18才選挙権と一票の格差是正

昨日、改正公職選挙法が参院で可決・成立しました。これで来年夏の参議院選挙から、18才以上の国民が投票権を持つわけです。つまり現在の高校2年生が、来年から投票できることになります。

そんな中、参議院の「一票の格差」是正に向けた議論が進みません。今日には自民党が今国会での選挙制度改革を断念した、というニュースまで入ってきました。

<公選法改正、今国会見送りへ 参院自民幹部、抜本改革は「秋の陣」で(産経ニュース)>
http://www.sankei.com/politics/news/150617/plt1506170030-n1.html

参議院の一票の格差をめぐる裁判では、昨年11月に最高裁で「違憲状態」とされました。次回の参院選をこのままの状態で行えば、今度は「違憲」とされ、選挙無効もあり得ると言われています。一方、選挙区割が変更されれば、それを住民に周知するのに1年は必要だとも言われ、逆算すると8月や9月まで延長するともされている今国会がタイムリミットです。それを9月あるいは10月であろう臨時国会で議論して、果たして間に合うのか疑問ですが、まさか間に合わずに、現状のままで選挙に突入してしまうなどということはないでしょう。

しかし万が一、参院選で一票の格差が是正できず、行われた選挙が無効になったとします。このことによって、600億円とも800億円とも言われる国政選挙のための費用、つまり税金が無駄になることを民主主義のコストだと諦めたしても、問題は初めての選挙に行った18才、19才の新有権者です。この若者たちに、政治家はどう言い訳をするのか。様々な情報を集めて自分の考えで行使するであろう若者の一票。その投票が無効になることがあれば、大きな政治不信に繋がります。選挙権年齢を下げたのは、早々に政治不信にさせたいからではないはずです。

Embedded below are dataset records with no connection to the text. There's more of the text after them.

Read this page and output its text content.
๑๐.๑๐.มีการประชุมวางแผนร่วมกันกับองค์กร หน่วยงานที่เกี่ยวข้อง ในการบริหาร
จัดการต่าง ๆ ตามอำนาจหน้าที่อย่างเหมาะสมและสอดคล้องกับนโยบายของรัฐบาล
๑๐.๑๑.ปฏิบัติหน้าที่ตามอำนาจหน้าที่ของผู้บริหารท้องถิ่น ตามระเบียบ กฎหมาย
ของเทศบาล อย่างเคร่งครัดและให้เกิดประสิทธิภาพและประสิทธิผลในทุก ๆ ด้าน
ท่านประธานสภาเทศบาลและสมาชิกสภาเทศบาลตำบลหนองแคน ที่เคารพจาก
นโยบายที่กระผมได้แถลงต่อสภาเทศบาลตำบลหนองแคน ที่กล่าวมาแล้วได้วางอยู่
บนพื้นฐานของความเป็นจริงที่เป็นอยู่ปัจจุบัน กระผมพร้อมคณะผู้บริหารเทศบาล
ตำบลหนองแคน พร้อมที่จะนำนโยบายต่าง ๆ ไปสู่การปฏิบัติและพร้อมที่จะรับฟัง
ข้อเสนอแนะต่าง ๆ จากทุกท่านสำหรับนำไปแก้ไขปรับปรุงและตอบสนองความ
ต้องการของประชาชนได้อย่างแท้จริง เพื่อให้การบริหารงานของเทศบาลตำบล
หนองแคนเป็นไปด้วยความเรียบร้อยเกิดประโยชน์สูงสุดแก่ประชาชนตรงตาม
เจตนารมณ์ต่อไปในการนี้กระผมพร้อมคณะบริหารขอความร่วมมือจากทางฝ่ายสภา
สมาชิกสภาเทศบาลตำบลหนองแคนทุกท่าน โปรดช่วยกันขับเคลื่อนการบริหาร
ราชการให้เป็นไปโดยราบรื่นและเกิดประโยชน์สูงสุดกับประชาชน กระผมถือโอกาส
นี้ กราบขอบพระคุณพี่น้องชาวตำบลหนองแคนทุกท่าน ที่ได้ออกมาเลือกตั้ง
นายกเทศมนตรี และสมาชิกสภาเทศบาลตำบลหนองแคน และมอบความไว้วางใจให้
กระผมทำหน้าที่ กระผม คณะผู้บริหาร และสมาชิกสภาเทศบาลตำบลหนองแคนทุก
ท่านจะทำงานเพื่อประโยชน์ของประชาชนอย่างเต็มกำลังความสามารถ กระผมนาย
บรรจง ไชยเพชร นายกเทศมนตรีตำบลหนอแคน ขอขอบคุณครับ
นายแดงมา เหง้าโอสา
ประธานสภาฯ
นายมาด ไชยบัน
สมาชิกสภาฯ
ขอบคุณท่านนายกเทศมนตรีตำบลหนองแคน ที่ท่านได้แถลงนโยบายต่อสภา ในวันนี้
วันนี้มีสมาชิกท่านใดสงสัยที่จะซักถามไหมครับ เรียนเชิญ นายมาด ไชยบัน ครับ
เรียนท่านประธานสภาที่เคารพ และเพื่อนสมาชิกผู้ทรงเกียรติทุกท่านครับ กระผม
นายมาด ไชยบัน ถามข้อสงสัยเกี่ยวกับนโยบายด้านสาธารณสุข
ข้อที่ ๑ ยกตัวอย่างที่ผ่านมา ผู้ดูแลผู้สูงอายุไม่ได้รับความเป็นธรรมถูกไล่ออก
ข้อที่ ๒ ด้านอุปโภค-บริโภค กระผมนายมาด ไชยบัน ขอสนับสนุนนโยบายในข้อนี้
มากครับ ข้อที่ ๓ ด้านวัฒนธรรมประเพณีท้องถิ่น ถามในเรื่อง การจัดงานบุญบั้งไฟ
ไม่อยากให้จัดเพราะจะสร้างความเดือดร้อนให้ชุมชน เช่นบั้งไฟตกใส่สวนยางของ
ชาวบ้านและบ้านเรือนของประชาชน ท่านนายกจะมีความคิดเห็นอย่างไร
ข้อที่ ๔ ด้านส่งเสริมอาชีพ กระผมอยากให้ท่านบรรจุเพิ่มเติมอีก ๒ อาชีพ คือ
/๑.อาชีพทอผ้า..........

現在、一票の格差は5倍近い。小手先の改正は参議院の「良識の府」としての存在意義が問われます。なぜなら、参議院はその意義において、本来、党派政治とは一線を画す、政治家個々の見識が問われるものであるからです。そうであるならば、完全な格差是正は無理であるとしても、少なくとも格差を2倍以内にするべきではないでしょうか。

公明党は格差が最大1.953倍という改革案を示しています。